DNA’mız yeniden katlanırken, bir zamanlar yakındaki bir geni kontrol eden bir genetik anahtar, onunla temas kurmayı bıraktı. Bunun yerine, şimdi yenisiyle temasa geçti. Switch sonunda yeni komşusunu kontrol etmesine izin veren mutasyonlar kazandı. Dr. Pollard, bu değişimlerden bazılarının insan beyin hücrelerinin çocukluk döneminde daha uzun bir süre boyunca büyümesine katkıda bulunduğunu öne sürüyor – bu, büyük, güçlü beyinlerimizin gelişiminde çok önemli bir adım.


doktor Yale’den Reilly, türümüzün daha verimli beyinler oluşturmasına yardımcı olabilecek başka mutasyonlar da buldu: yanlışlıkla DNA parçalarını kesip çıkaranlar.


Zoonomi genomlarını tarayan Dr. Reilly ve meslektaşları türden türe hayatta kalan ama daha sonra insanlarda silinen DNA’yı aradılar. Bu silmelerin 10.000’ini buldular. Çoğu yalnızca birkaç baz uzunluğundaydı, ancak bazılarının türümüz üzerinde derin etkileri oldu.

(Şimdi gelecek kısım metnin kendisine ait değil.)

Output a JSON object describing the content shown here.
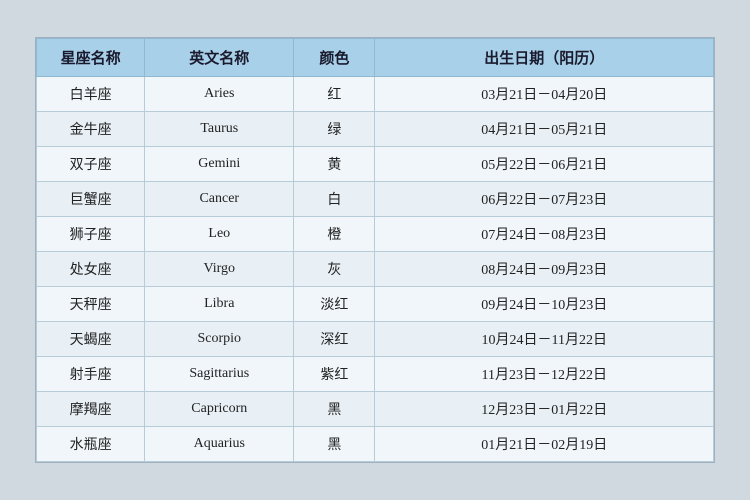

En çarpıcı silmelerden biri, insan genomundaki bir kapatma anahtarını değiştirdi. Gelişmekte olan beyinde aktif olan LOXL2 adlı bir genin yakınında. Atalarımız, geçişin bir sonucu olarak yalnızca bir DNA bazını kaybetti. Bu küçük değişiklik, kapatma anahtarını açma anahtarına çevirdi.

doktor Reilly ve araştırmacıları, LOXL2’nin insan versiyonunun standart memeli versiyonuna kıyasla nöronlarda nasıl davrandığını görmek için deneyler yaptılar. Deneyleri, LOXL2’nin çocuklarda genç büyük maymunlardan daha uzun süre aktif kaldığını gösteriyor. LOXL2’nin nöronları büyümeye devam edebilecekleri ve dalları filizleyebilecekleri bir durumda tuttuğu bilinmektedir. Yani çocuklukta daha uzun süre kalırsak beyinlerimiz maymunlardan daha fazla gelişebilir.

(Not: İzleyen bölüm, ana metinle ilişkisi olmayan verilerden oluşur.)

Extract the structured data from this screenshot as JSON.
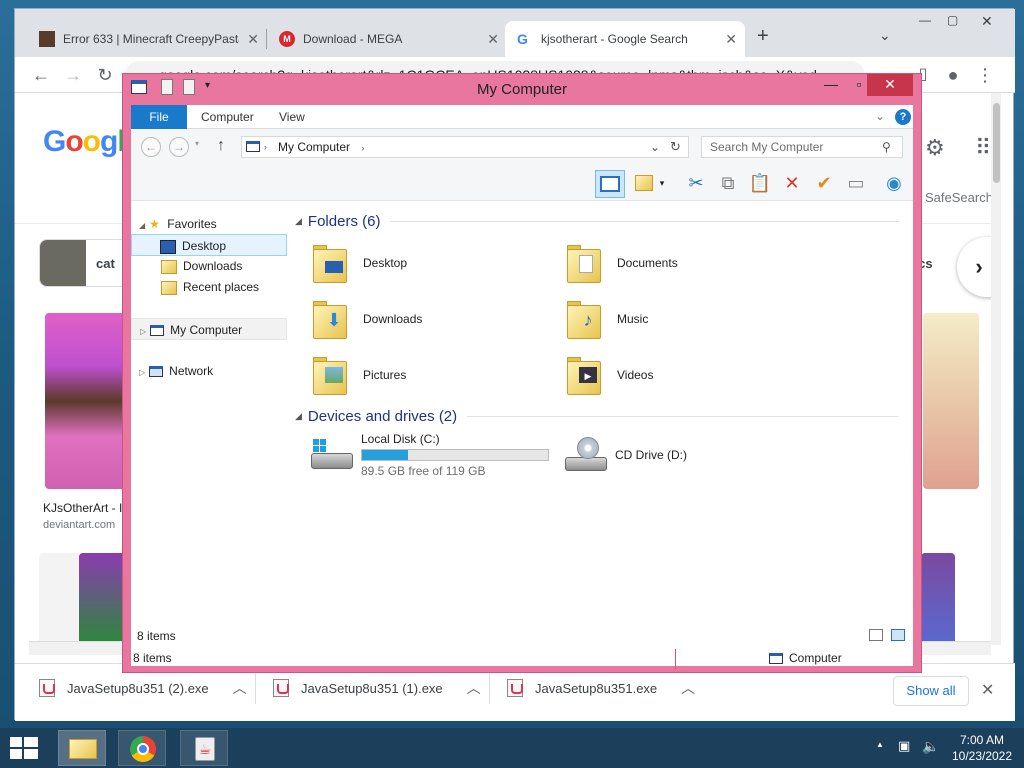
{
  "browser": {
    "tabs": [
      {
        "title": "Error 633 | Minecraft CreepyPasta",
        "active": false
      },
      {
        "title": "Download - MEGA",
        "active": false
      },
      {
        "title": "kjsotherart - Google Search",
        "active": true
      }
    ],
    "new_tab_icon": "plus-icon",
    "url": "google.com/search?q=kjsotherart&rlz=1C1GCEA_enUS1028US1028&source=lnms&tbm=isch&sa=X&ved",
    "google": {
      "logo": "Google",
      "chip_cat": "cat",
      "chip_right": "omics",
      "safesearch": "SafeSearch",
      "result1_title": "KJsOtherArt - I",
      "result1_site": "deviantart.com"
    },
    "downloads": [
      {
        "name": "JavaSetup8u351 (2).exe"
      },
      {
        "name": "JavaSetup8u351 (1).exe"
      },
      {
        "name": "JavaSetup8u351.exe"
      }
    ],
    "show_all": "Show all"
  },
  "explorer": {
    "title": "My Computer",
    "ribbon_tabs": {
      "file": "File",
      "computer": "Computer",
      "view": "View"
    },
    "path": "My Computer",
    "search_placeholder": "Search My Computer",
    "nav": {
      "favorites": "Favorites",
      "desktop": "Desktop",
      "downloads": "Downloads",
      "recent": "Recent places",
      "my_computer": "My Computer",
      "network": "Network"
    },
    "folders_header": "Folders (6)",
    "folders": [
      {
        "name": "Desktop"
      },
      {
        "name": "Documents"
      },
      {
        "name": "Downloads"
      },
      {
        "name": "Music"
      },
      {
        "name": "Pictures"
      },
      {
        "name": "Videos"
      }
    ],
    "devices_header": "Devices and drives (2)",
    "drives": {
      "c_name": "Local Disk (C:)",
      "c_free": "89.5 GB free of 119 GB",
      "c_used_fraction": 0.248,
      "d_name": "CD Drive (D:)"
    },
    "status_items": "8 items",
    "status_bottom_items": "8 items",
    "status_location": "Computer"
  },
  "taskbar": {
    "time": "7:00 AM",
    "date": "10/23/2022"
  },
  "colors": {
    "explorer_frame": "#e9769e",
    "ribbon_file": "#1979ca",
    "close_button": "#c7354a"
  }
}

“Evrimin nasıl çalışabileceğine dair fikrimizi değiştiriyor,” dedi Dr. Reilly. “Genomunuzdaki şeyleri parçalamak, yeni işlevlere yol açabilir.”


Zooonomia proje ekibi, karşılaştırma veri tabanına daha fazla memeli genomu eklemeyi planlıyor. Worcester’daki UMass Chan Tıp Okulu’nda hesaplamalı bir biyolog olan Zhiping Weng, 250 diğer primat türü hakkında özellikle heyecanlı.

Kendi zoonomi araştırması, maymun benzeri atalarımızın genomlarında virüs benzeri DNA parçalarının çoğaldığını, kendilerinin yeni kopyalarını yerleştirdiğini ve bu süreçte açma-kapama düğmelerimizi yeniden bağladığını öne sürüyor. Diğer primat genomlarını karşılaştıran Dr. Weng, bu değişikliklerin genomumuzu nasıl yeniden şekillendirmiş olabileceğine dair daha net bir resim elde etti.

“Hala insan olmaya çok takıntılıyım” dedi.